Everybody knows better. She herself denies it. Years ago one of her bishops described her as a church in which parties were "arrayed in bitter hostility to each other;" in which there was "so much difference of opinion upon important points of doctrine that the bishops and other ministers could not be brought to agree;" in which "one part denies all claim to an evangelical, that is, a gospel, character, to all who do not agree with them in every particular," while "the other party denies to the former any just right to the name of churchman." [Footnote 63]

[Footnote 63: Memorial Papers, p. 187.]

Years ago a venerable presbyter declared that the prime source of all her difficulties was that "the house" was "divided against itself" and that so long as men were "ordained to her ministry, clothed with her authority, and seated in her high places, who cannot conscientiously teach her Catechism for children, and whose work of love it is to revile her doctrines, her institutions, and her faithful people, her enemies" [Footnote 64] would rejoice, and the world repudiate her claims.

[Footnote 64: Ibid. p. 236.]

The church in the United States has not yet brought forth a Colenso, neither has a Pusey yet arisen in her midst; but the diversity between these leaders of the Anglican communion is hardly greater than obtains between the congregations on this side of the Atlantic.

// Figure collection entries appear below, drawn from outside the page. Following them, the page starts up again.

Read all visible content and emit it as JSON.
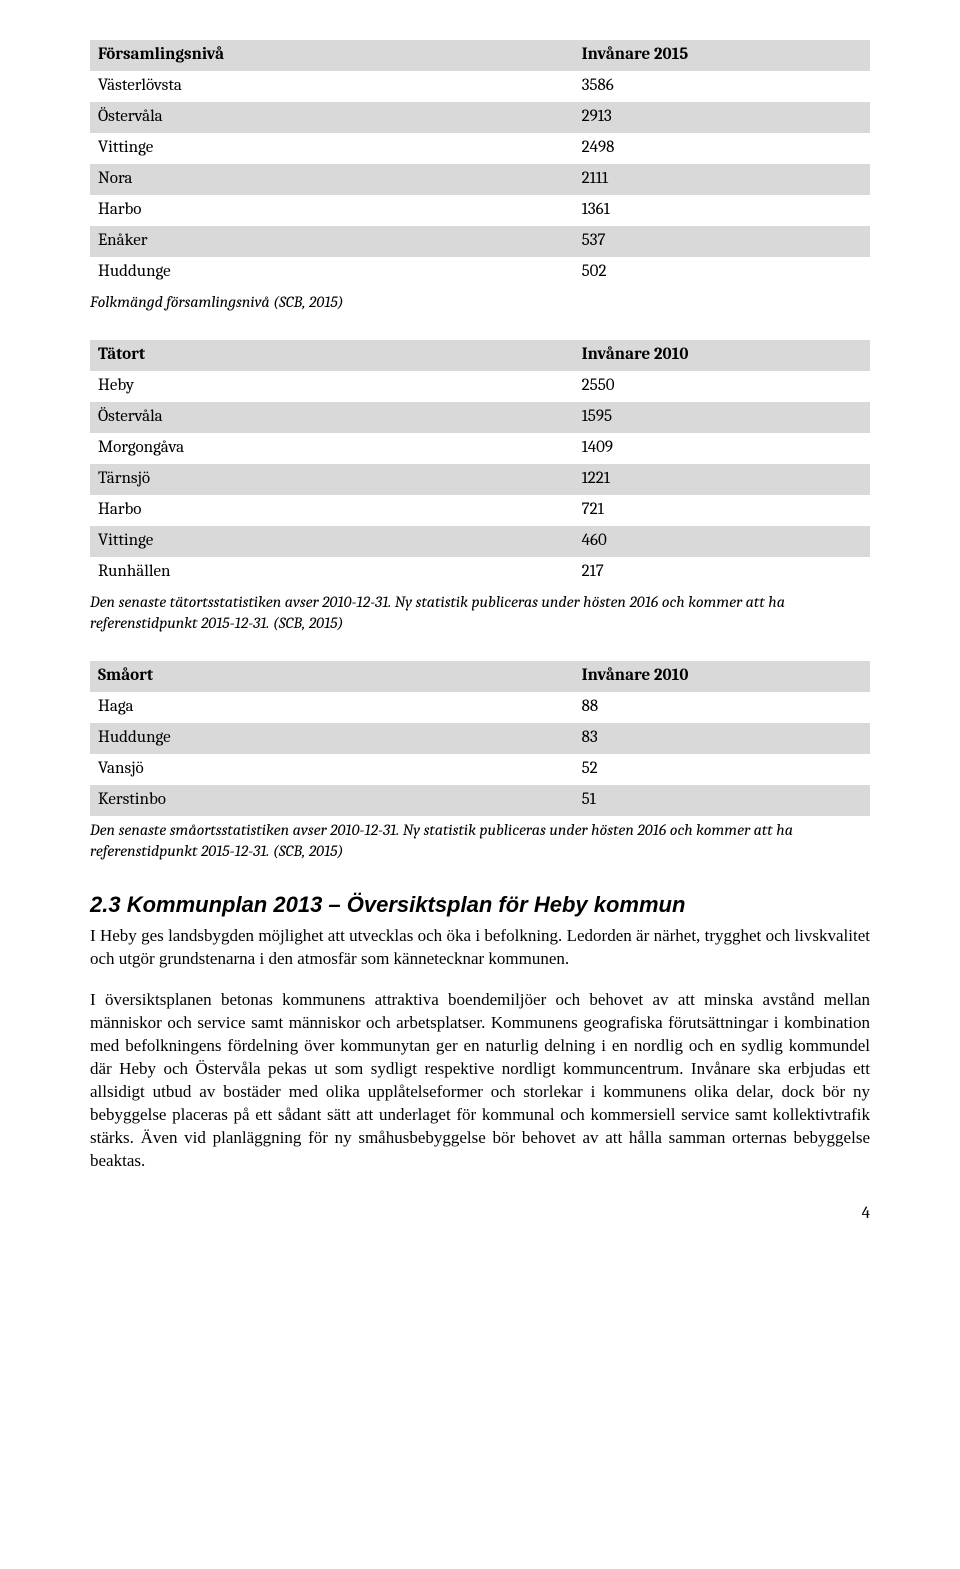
{
  "tables": {
    "forsamling": {
      "header_left": "Församlingsnivå",
      "header_right": "Invånare 2015",
      "rows": [
        {
          "name": "Västerlövsta",
          "value": "3586"
        },
        {
          "name": "Östervåla",
          "value": "2913"
        },
        {
          "name": "Vittinge",
          "value": "2498"
        },
        {
          "name": "Nora",
          "value": "2111"
        },
        {
          "name": "Harbo",
          "value": "1361"
        },
        {
          "name": "Enåker",
          "value": "537"
        },
        {
          "name": "Huddunge",
          "value": "502"
        }
      ],
      "caption": "Folkmängd församlingsnivå (SCB, 2015)"
    },
    "tatort": {
      "header_left": "Tätort",
      "header_right": "Invånare 2010",
      "rows": [
        {
          "name": "Heby",
          "value": "2550"
        },
        {
          "name": "Östervåla",
          "value": "1595"
        },
        {
          "name": "Morgongåva",
          "value": "1409"
        },
        {
          "name": "Tärnsjö",
          "value": "1221"
        },
        {
          "name": "Harbo",
          "value": "721"
        },
        {
          "name": "Vittinge",
          "value": "460"
        },
        {
          "name": "Runhällen",
          "value": "217"
        }
      ],
      "caption": "Den senaste tätortsstatistiken avser 2010-12-31. Ny statistik publiceras under hösten 2016 och kommer att ha referenstidpunkt 2015-12-31. (SCB, 2015)"
    },
    "smaort": {
      "header_left": "Småort",
      "header_right": "Invånare 2010",
      "rows": [
        {
          "name": "Haga",
          "value": "88"
        },
        {
          "name": "Huddunge",
          "value": "83"
        },
        {
          "name": "Vansjö",
          "value": "52"
        },
        {
          "name": "Kerstinbo",
          "value": "51"
        }
      ],
      "caption": "Den senaste småortsstatistiken avser 2010-12-31. Ny statistik publiceras under hösten 2016 och kommer att ha referenstidpunkt 2015-12-31. (SCB, 2015)"
    }
  },
  "section": {
    "heading": "2.3 Kommunplan 2013 – Översiktsplan för Heby kommun",
    "p1": "I Heby ges landsbygden möjlighet att utvecklas och öka i befolkning. Ledorden är närhet, trygghet och livskvalitet och utgör grundstenarna i den atmosfär som kännetecknar kommunen.",
    "p2": "I översiktsplanen betonas kommunens attraktiva boendemiljöer och behovet av att minska avstånd mellan människor och service samt människor och arbetsplatser. Kommunens geografiska förutsättningar i kombination med befolkningens fördelning över kommunytan ger en naturlig delning i en nordlig och en sydlig kommundel där Heby och Östervåla pekas ut som sydligt respektive nordligt kommuncentrum. Invånare ska erbjudas ett allsidigt utbud av bostäder med olika upplåtelseformer och storlekar i kommunens olika delar, dock bör ny bebyggelse placeras på ett sådant sätt att underlaget för kommunal och kommersiell service samt kollektivtrafik stärks. Även vid planläggning för ny småhusbebyggelse bör behovet av att hålla samman orternas bebyggelse beaktas."
  },
  "page_number": "4",
  "colors": {
    "stripe": "#d9d9d9",
    "background": "#ffffff",
    "text": "#000000"
  }
}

The rector of old Trinity with his confessional, the rector of St. George's with his prayer-meeting, are exponents of parties, the gulf of whose separation cleaves downward to the bottom of the great plan of man's salvation. "Father" Morrill at St. Alban's, and the younger Tyng beneath the missionary tent in the public square, represent creeds and principles as different as any that divide the world. Under the shelter of a liturgy which each interprets according to his personal views, they dwell together, and through its rigid formularies preserve external uniformity. But everywhere outside of it their unity is wanting. Pulpit is arrayed against pulpit, seminary against seminary, society against society. Her bishops are catalogued as "high" and "low," and looked to as the leaders of her hostile factions. Her general convention seeks safety in inaction. Her ecclesiastical existence hangs upon the thread of compromise.